Urban opportunities for growth
– A description of Swedish urban areas and their opportunities for growth
The purpose of this report is to devise an analytical structure to be able to study and analyse urban areas, the intraregional differences between urban and rural areas, and different types of urban areas.
Urban development has come to be an increasingly important element in growth policy. For example, the European Commission’s Cohesion Policy clearly recognizes urban areas as growth engines and has called for an urban policy agenda. Urban areas, however, can have vastly different characteristics, opportunities and needs. So-called “one-size-fits-all” policies are in many cases not appropriate. Consequently, there is a growing demand for “place-based” policies and therefore a better understanding of different kinds of urban areas.
Previous research has often focused on metropolises and megacities and paid little attention to small and medium-sized urban areas. Sweden, like many other countries, has few megacities but many small and medium-sized towns and cities. With respect to land area, Sweden is the third largest county in the EU but has the second lowest population density. Many urban areas in Sweden can therefore be characterized as “isolated” because they are a long way from neighbouring urban areas. It is therefore very important to get a deeper understanding of urban areas in Sweden and their functions as engines of growth.
The Swedish Agency for Growth Analysis has been commissioned by the Swedish Government to analyse how different types of urban areas can contribute to national growth. The present report, Urban opportunities for growth - a description of Swedish urban areas and their opportunities for growth, has three objectives: first, construct a definition of urban areas; second, measure the characteristics of different urban areas; and third, gain an understanding of the opportunities for growth in different kinds of urban areas.
The report consists of three main parts. The first part consists of a brief literature review and discusses the interrelationships between cities and rural areas, as well as the role of urban areas’ as regional and national growth engines. Urban areas can be described as centres of commerce, culture and learning, which in effect give agglomeration economies. This also has the consequence that certain industry sectors only develop, or develop better, in towns or cities. An important message from this part of the report is also that it is not only big cities that innovate, but rather that the characteristics of innovation vary between large and small urban areas.
The second part of the report creates an analytical structure to analyse urban areas. The analytical structure makes it possible to study intraregional differences between urban and rural areas, as well as variations between different urban areas. The analytical structure is based on the idea that urban areas constitute a centre for a surrounding rural area. The definition of urban areas is based on a functional approach and consists of three main levels: localities (tätorter), urban areas (tätortsområden) and urban networks (nätverk). The definition has been constructed with the help of a Geographic Information System (GIS) and calculations of geographical accessibility, as well as population statistics geographically linked to a nationwide grid of 500x500metre squares.
The report also attempts to classify urban areas according to their different functions. The different types of urban areas that are discussed are: urban areas according to population size, college towns, commuter towns, and single-industry cities. The report also presents a novel attempt to classify urban areas according to an urban hierarchy.
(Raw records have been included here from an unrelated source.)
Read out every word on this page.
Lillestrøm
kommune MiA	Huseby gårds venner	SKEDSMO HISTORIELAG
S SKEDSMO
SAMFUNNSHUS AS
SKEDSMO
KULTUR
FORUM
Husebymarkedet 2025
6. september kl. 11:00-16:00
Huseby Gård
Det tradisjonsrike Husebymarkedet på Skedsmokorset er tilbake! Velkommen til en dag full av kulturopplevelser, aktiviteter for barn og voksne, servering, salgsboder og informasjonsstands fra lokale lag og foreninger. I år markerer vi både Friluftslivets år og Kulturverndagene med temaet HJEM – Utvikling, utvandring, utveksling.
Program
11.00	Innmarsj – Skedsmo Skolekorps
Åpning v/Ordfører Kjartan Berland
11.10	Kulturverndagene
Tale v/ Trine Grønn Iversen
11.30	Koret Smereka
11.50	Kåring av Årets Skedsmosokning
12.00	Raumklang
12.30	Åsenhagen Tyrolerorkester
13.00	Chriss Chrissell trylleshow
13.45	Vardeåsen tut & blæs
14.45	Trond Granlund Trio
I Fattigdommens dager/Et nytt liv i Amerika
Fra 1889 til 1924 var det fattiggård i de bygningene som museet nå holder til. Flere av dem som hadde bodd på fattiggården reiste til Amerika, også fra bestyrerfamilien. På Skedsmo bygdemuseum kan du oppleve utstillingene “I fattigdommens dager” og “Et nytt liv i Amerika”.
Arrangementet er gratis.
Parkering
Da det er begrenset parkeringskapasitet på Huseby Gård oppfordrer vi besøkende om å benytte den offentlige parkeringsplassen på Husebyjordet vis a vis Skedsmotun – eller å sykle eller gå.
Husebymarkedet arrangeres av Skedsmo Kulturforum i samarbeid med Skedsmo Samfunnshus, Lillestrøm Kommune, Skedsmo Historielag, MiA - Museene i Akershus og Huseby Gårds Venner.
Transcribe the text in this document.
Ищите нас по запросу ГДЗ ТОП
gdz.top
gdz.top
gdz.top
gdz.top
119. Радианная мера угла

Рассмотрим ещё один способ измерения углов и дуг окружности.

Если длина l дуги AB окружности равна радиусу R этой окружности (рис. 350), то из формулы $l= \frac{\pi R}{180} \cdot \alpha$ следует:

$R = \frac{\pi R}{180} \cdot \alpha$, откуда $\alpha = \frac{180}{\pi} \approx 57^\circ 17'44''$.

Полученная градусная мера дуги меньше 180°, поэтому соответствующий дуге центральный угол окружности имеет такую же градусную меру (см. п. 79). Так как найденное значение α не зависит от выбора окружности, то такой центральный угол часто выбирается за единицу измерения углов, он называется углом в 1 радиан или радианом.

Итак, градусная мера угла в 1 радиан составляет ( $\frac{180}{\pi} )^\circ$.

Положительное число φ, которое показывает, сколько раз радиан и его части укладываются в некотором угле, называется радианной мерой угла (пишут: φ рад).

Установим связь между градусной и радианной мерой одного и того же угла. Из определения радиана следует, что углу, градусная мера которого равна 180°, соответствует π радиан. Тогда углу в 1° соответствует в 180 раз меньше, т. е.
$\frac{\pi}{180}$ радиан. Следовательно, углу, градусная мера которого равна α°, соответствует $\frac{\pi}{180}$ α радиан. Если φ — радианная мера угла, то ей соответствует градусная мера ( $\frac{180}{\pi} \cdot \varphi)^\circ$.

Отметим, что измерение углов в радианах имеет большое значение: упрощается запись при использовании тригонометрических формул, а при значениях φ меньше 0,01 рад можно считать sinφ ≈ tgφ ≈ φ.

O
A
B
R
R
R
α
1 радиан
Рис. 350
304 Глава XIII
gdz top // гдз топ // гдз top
The classification is constructed based on the degree of connectedness and the relative population size between urban areas.
According to Growth Analysis’ definition Sweden has 221 towns and cities (urban areas). In 2009, 81% of the population lived in an urban area. Like many other countries, Sweden has many small towns but few large cities. Larger, more densely populated cities are generally associated with a higher labour productivity than smaller, less densely populated towns. However, the smaller towns exhibit a large variation in labour productivity and some of the smallest towns have some of the highest labour productivity values. Large cities in general have a more specialized service sector, a larger diversification of industry sectors and a workforce with a higher level of formal education than smaller urban areas. These results imply that some industry sectors only develop, or develop better, in large urban areas. This is especially evident in the service sector. In order for the service sector to grow and develop successfully, it is important not to prevent agglomeration. The development of the service sector in big cities would not be at the expense of its development in small towns or rural areas, since it is not possible for specialized services to be developed in these areas.
The results in the report are in accordance with previous research and imply that it is important not to prevent agglomerations and that urban areas should be encouraged to take advantage of their comparative advantage. However, an increased specialization could, in especially small urban areas, also imply an enhanced risk and vulnerability. An important question is therefore how to manage the risks associated with specialization.